So what exactly is the SRS?
Queensland Teachers' Journal, Vol 127 No 5, 19 July 2024, page 14.
The needs-based funding system agreed to by the Commonwealth and state and territory governments uses a resource standard to determine how much money a school or school system needs to meet the needs of its students. That resource standard is called the schooling resource standard (SRS).
But more than a decade after it was agreed upon, governments have failed to deliver the full SRS to state schools, leaving 98 per cent of them resourced below it. In fact, governments have attempted to recast the SRS as an aspirational target, rather than the minimum funding it was established as.
The SRS is not an aspirational standard of school funding, nor is it a desirable level of funding that would give schools an ideal pool of resources. The SRS was designed as the minimum funding required if at least 80 per cent of a school’s students are to achieve learning outcomes above the national minimum standard.
What is the SRS?
The SRS funding mechanism was proposed by the 2011 Gonski Review as a transparent standard for funding all schools based on the needs of their students. Gonski designed the SRS as the minimum required funding per student to give every child, regardless of background, the opportunity to achieve their potential.

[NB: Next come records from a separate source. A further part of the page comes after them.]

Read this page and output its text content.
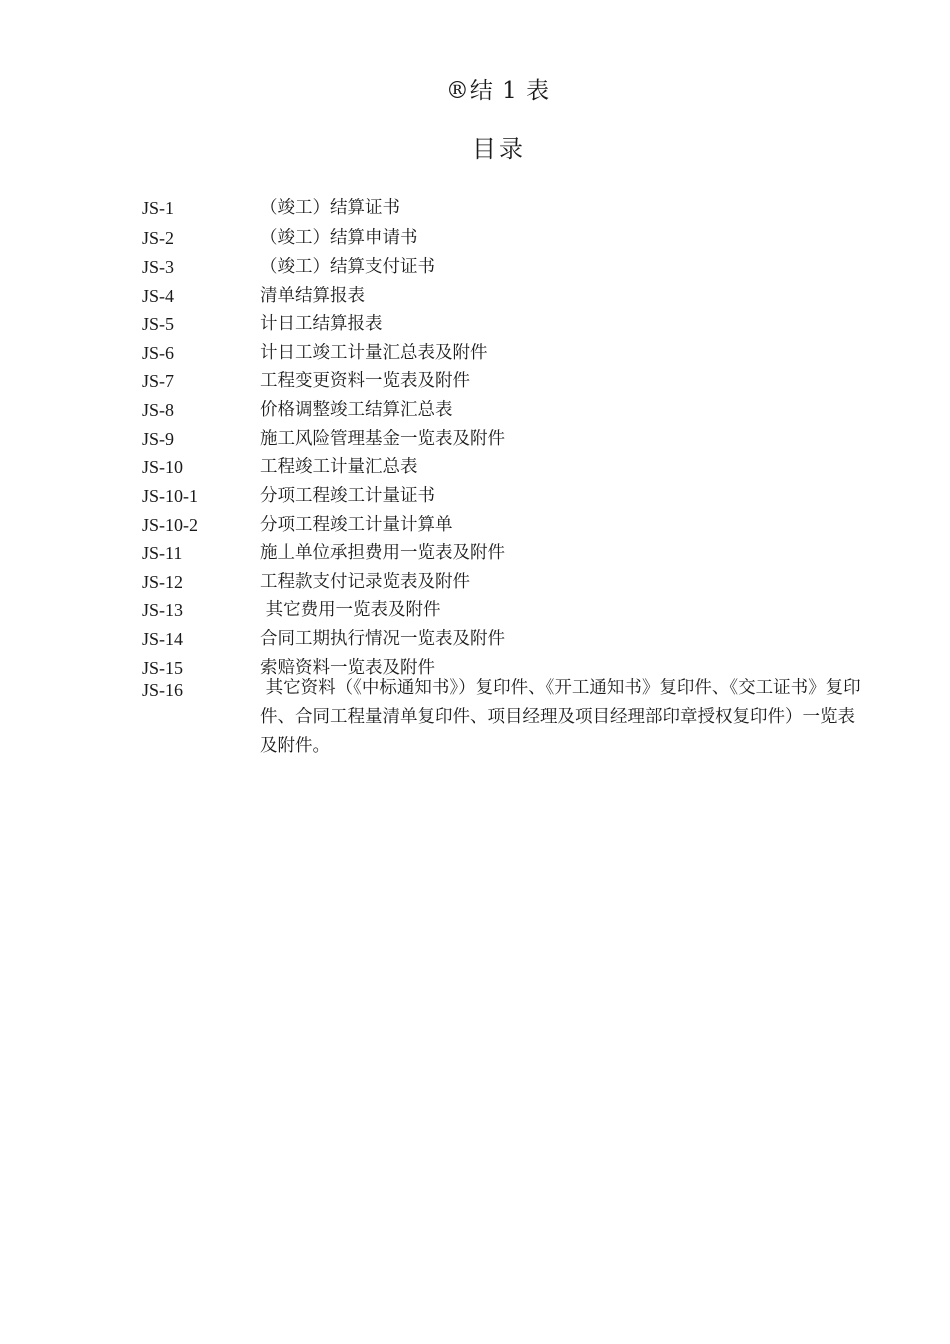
®结 1 表
目录
JS-1	（竣工）结算证书
JS-2	（竣工）结算申请书
JS-3	（竣工）结算支付证书
JS-4	清单结算报表
JS-5	计日工结算报表
JS-6	计日工竣工计量汇总表及附件
JS-7	工程变更资料一览表及附件
JS-8	价格调整竣工结算汇总表
JS-9	施工风险管理基金一览表及附件
JS-10	工程竣工计量汇总表
JS-10-1	分项工程竣工计量证书
JS-10-2	分项工程竣工计量计算单
JS-11	施丄单位承担费用一览表及附件
JS-12	工程款支付记录览表及附件
JS-13	其它费用一览表及附件
JS-14	合同工期执行情况一览表及附件
JS-15	索赔资料一览表及附件
JS-16	其它资料（《中标通知书》）复印件、《开工通知书》复印件、《交工证书》复印件、合同工程量清单复印件、项目经理及项目经理部印章授权复印件）一览表及附件。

It is a base funding amount per student, supplemented by additional needs-based loadings targeted to address disadvantage.
The base amount is based on the SRS funding amounts, the result of analysis of funding levels in schools where at least 80 per cent of students achieved above the national minimum standard in NAPLAN for reading and numeracy for three years in a row. The SRS funding amounts are indexed annually to address any increases to wages and prices.

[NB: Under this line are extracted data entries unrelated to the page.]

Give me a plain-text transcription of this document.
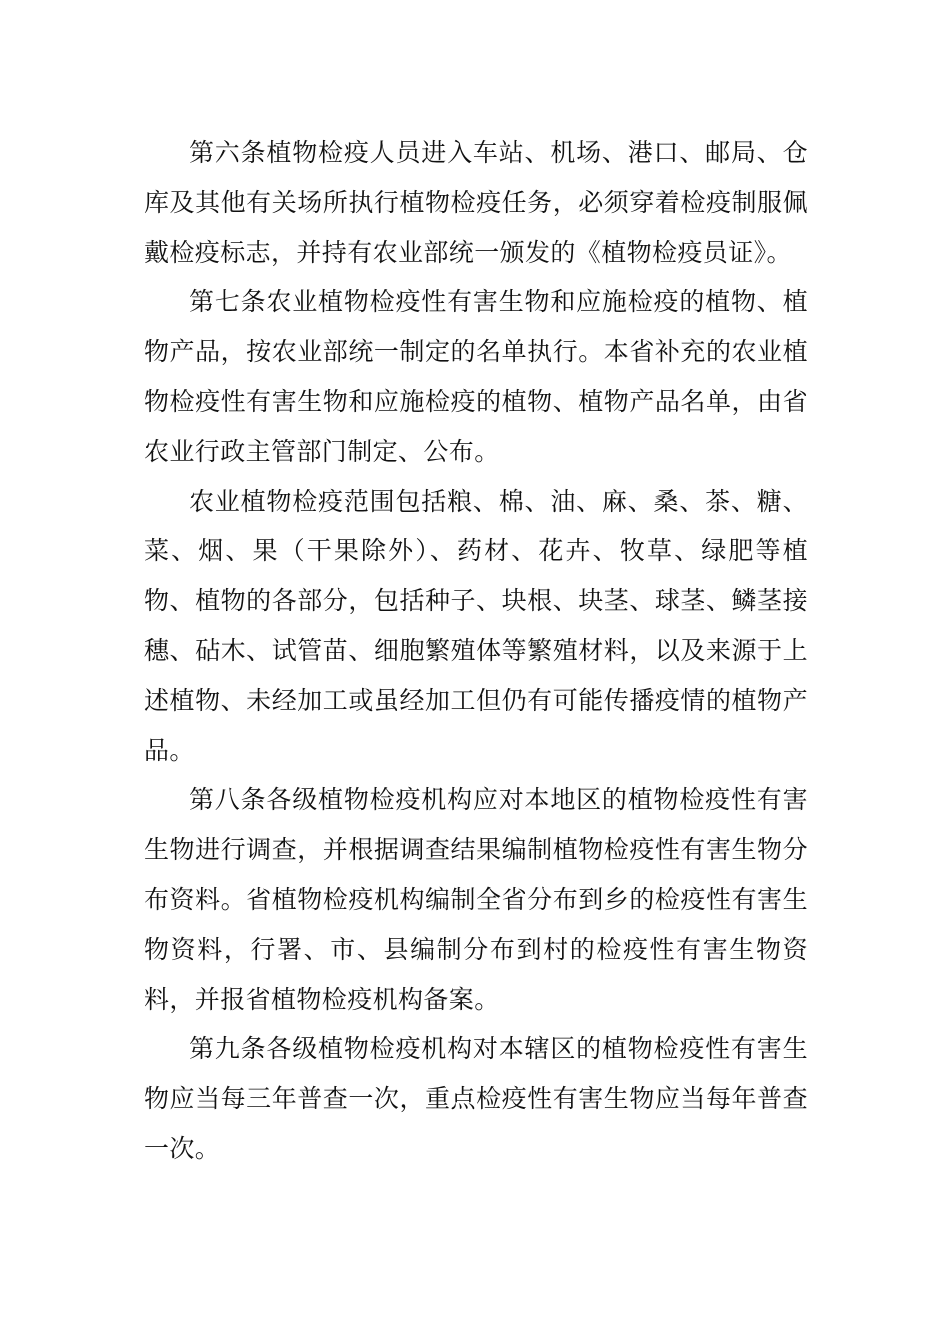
第六条植物检疫人员进入车站、机场、港口、邮局、仓库及其他有关场所执行植物检疫任务，必须穿着检疫制服佩戴检疫标志，并持有农业部统一颁发的《植物检疫员证》。

第七条农业植物检疫性有害生物和应施检疫的植物、植物产品，按农业部统一制定的名单执行。本省补充的农业植物检疫性有害生物和应施检疫的植物、植物产品名单，由省农业行政主管部门制定、公布。

农业植物检疫范围包括粮、棉、油、麻、桑、茶、糖、菜、烟、果（干果除外）、药材、花卉、牧草、绿肥等植物、植物的各部分，包括种子、块根、块茎、球茎、鳞茎接穗、砧木、试管苗、细胞繁殖体等繁殖材料，以及来源于上述植物、未经加工或虽经加工但仍有可能传播疫情的植物产品。

第八条各级植物检疫机构应对本地区的植物检疫性有害生物进行调查，并根据调查结果编制植物检疫性有害生物分布资料。省植物检疫机构编制全省分布到乡的检疫性有害生物资料，行署、市、县编制分布到村的检疫性有害生物资料，并报省植物检疫机构备案。

第九条各级植物检疫机构对本辖区的植物检疫性有害生物应当每三年普查一次，重点检疫性有害生物应当每年普查一次。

The SRS loadings provide additional funding for student priority cohorts and disadvantaged schools. A school’s SRS can include up to four student-based loadings and 2 school-based loadings. Loadings are calculated on the basis of how much extra funding is required to help students in the priority cohorts achieve their full potential.
The four student-based loadings are for:
- students with disability
- Aboriginal and Torres Strait Islanders
- socio-educational disadvantage
- low-English proficiency.
A student may attract funding under more than one loading.
The two school-based loadings are for:
- school size
- school location.
The department calculates the loadings for each school each year.
What went wrong?
In 2017, the Morrison government capped the Commonwealth share of state school funding to 20 per cent of the SRS. In 2018, all jurisdictions signed bilateral school funding agreements with the Commonwealth that required most states and territories to reach only 75 per cent of the SRS.
These actions limited state school funding to a maximum of 95 per cent of the SRS. That means that, on average, every state school student is missing out on around $2,000 of funding every year.
In 2023, state school students across Australia received at least $4.5 billion less than was required to meet the SRS minimum funding amount.
The bilateral funding agreements also allowed state and territory governments to include costs unrelated to schooling in their SRS contributions. These include capital depreciation, the cost of running regulatory bodies, such as teacher registration authorities, and in some cases school transport and early childhood education. This deprived state schools of another $2.1 billion a year.
All governments must work together to fix the funding shortfall. We need to see:
- new funding agreements guaranteeing that all state schools will reach at least 100 per cent of the SRS by 2028
- commitment to a minimum 25 per cent Commonwealth share of the SRS by 2028
- expenses unrelated to education provision, such as capital depreciation, not counted toward the funding share.